There was no error in confirming the master's report as modified by the decree of June 6, 1949, and the master's report upon recommittal, or in entering the final decree. The master made specific findings that the furniture and the personal property at 4 Francis Avenue are "the property of the defendant -- purchased by her principally through her own efforts and with her own money"; that the real estate at 4 Francis Avenue "was purchased by and title was taken in the name of the defendant as her separate property, free of any trust"; that the furniture and other personal property at 7 Francis Avenue "are all the property of the defendant and were acquired by her either through purchase or gifts"; that as to the real estate at 7 Francis Avenue, "both the plaintiff and defendant, when this property was purchased, intended that their ownership therein should be as `tenants by the entirety and not as tenants in common'" and "that their interest in this property remained that way until the plaintiff and defendant were divorced"; that the personal property in possession of the husband and claimed by the wife in her counterclaim "are the personal property
of the defendant, that she loaned them to the plaintiff to adorn his office and that she is entitled to their return"; and that both insurance policies on her life are "the property of the defendant and should be returned to her by the plaintiff." The husband did not argue that the evidence was insufficient to support these findings and they must stand. They support the final decree. [Note 1]

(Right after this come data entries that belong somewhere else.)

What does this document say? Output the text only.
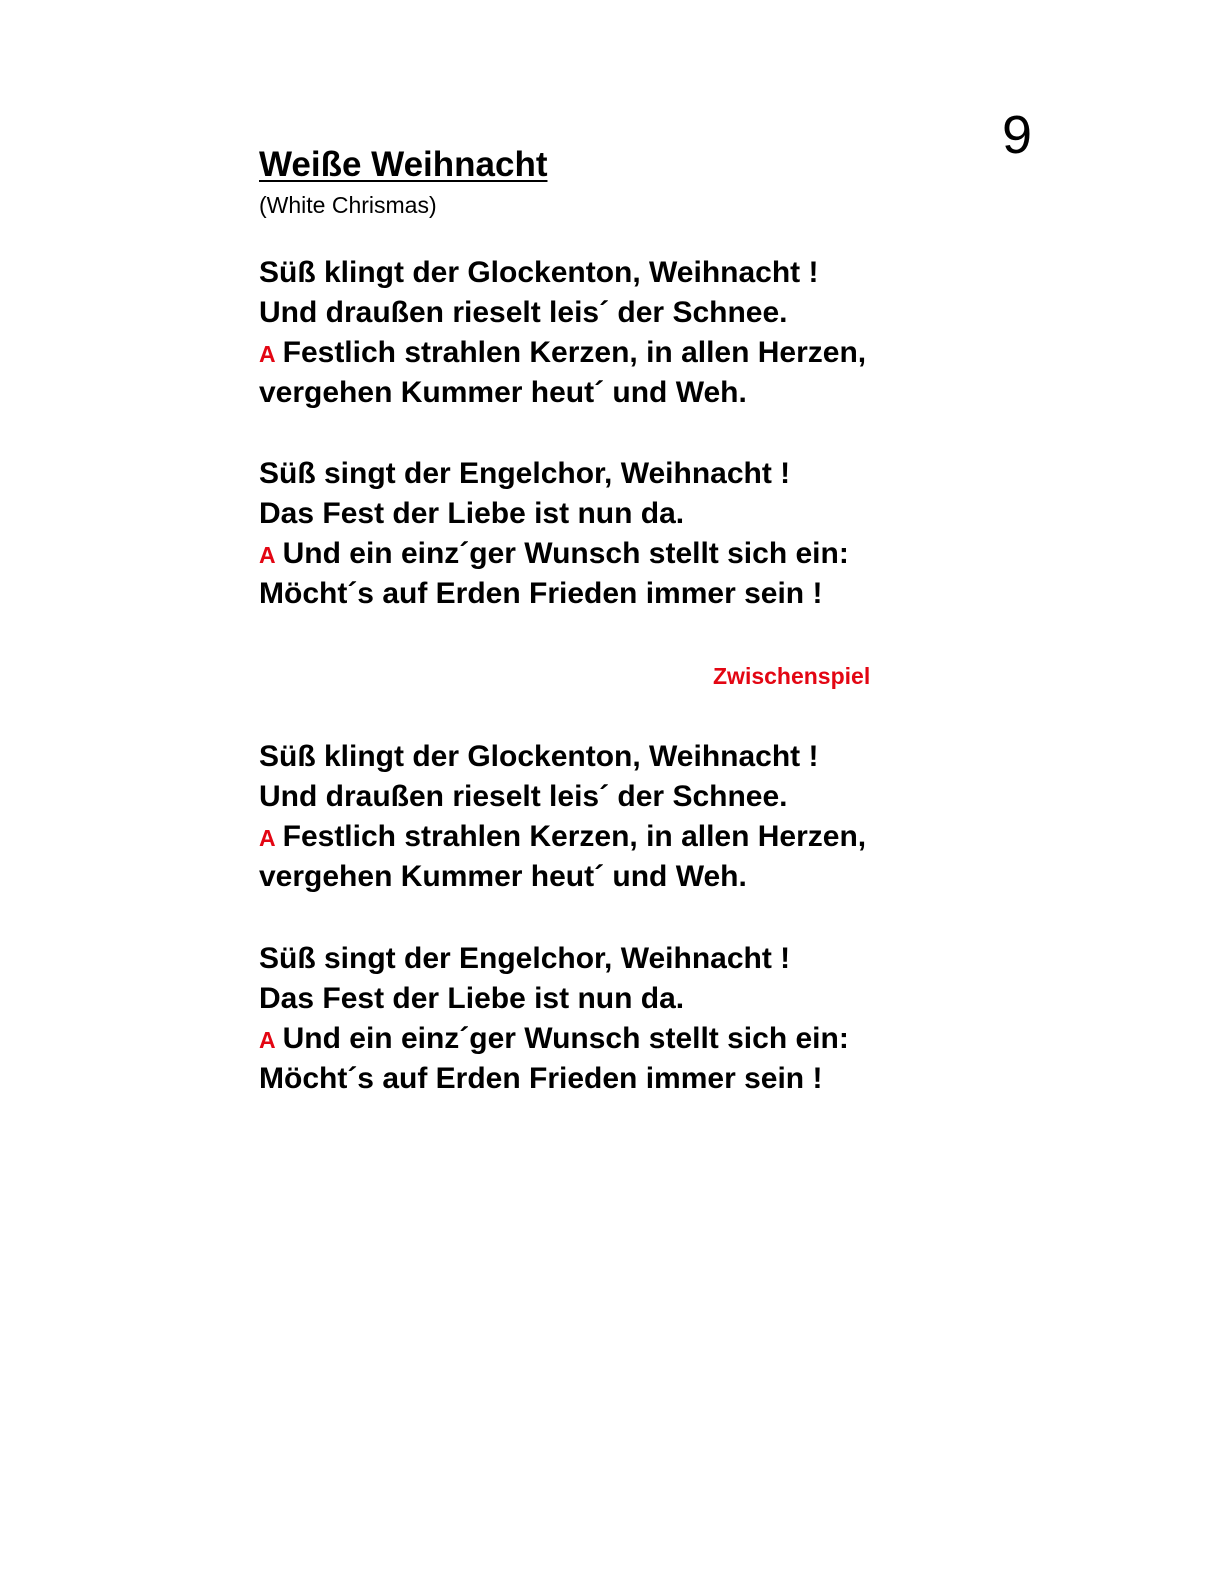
9
Weiße Weihnacht
(White Chrismas)
Süß klingt der Glockenton, Weihnacht !
Und draußen rieselt leis´ der Schnee.
A Festlich strahlen Kerzen, in allen Herzen,
vergehen Kummer heut´ und Weh.
Süß singt der Engelchor, Weihnacht !
Das Fest der Liebe ist nun da.
A Und ein einz´ger Wunsch stellt sich ein:
Möcht´s auf Erden Frieden immer sein !
Zwischenspiel
Süß klingt der Glockenton, Weihnacht !
Und draußen rieselt leis´ der Schnee.
A Festlich strahlen Kerzen, in allen Herzen,
vergehen Kummer heut´ und Weh.
Süß singt der Engelchor, Weihnacht !
Das Fest der Liebe ist nun da.
A Und ein einz´ger Wunsch stellt sich ein:
Möcht´s auf Erden Frieden immer sein !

Interlocutory decrees affirmed.
Final decree affirmed with costs.
[Note 1] By the final decree, in substance, the plaintiff's bill was dismissed; and, in respect to defendant's counterclaim, title to certain enumerated articles and to certain life insurance policies was declared to be in the defendant, and the plaintiff was ordered to deliver them to the defendant in twenty days; and the real estate numbered 7 Francis Street in Cambridge was decreed to be owned by the plaintiff and defendant as tenants in common. -- REPORTER.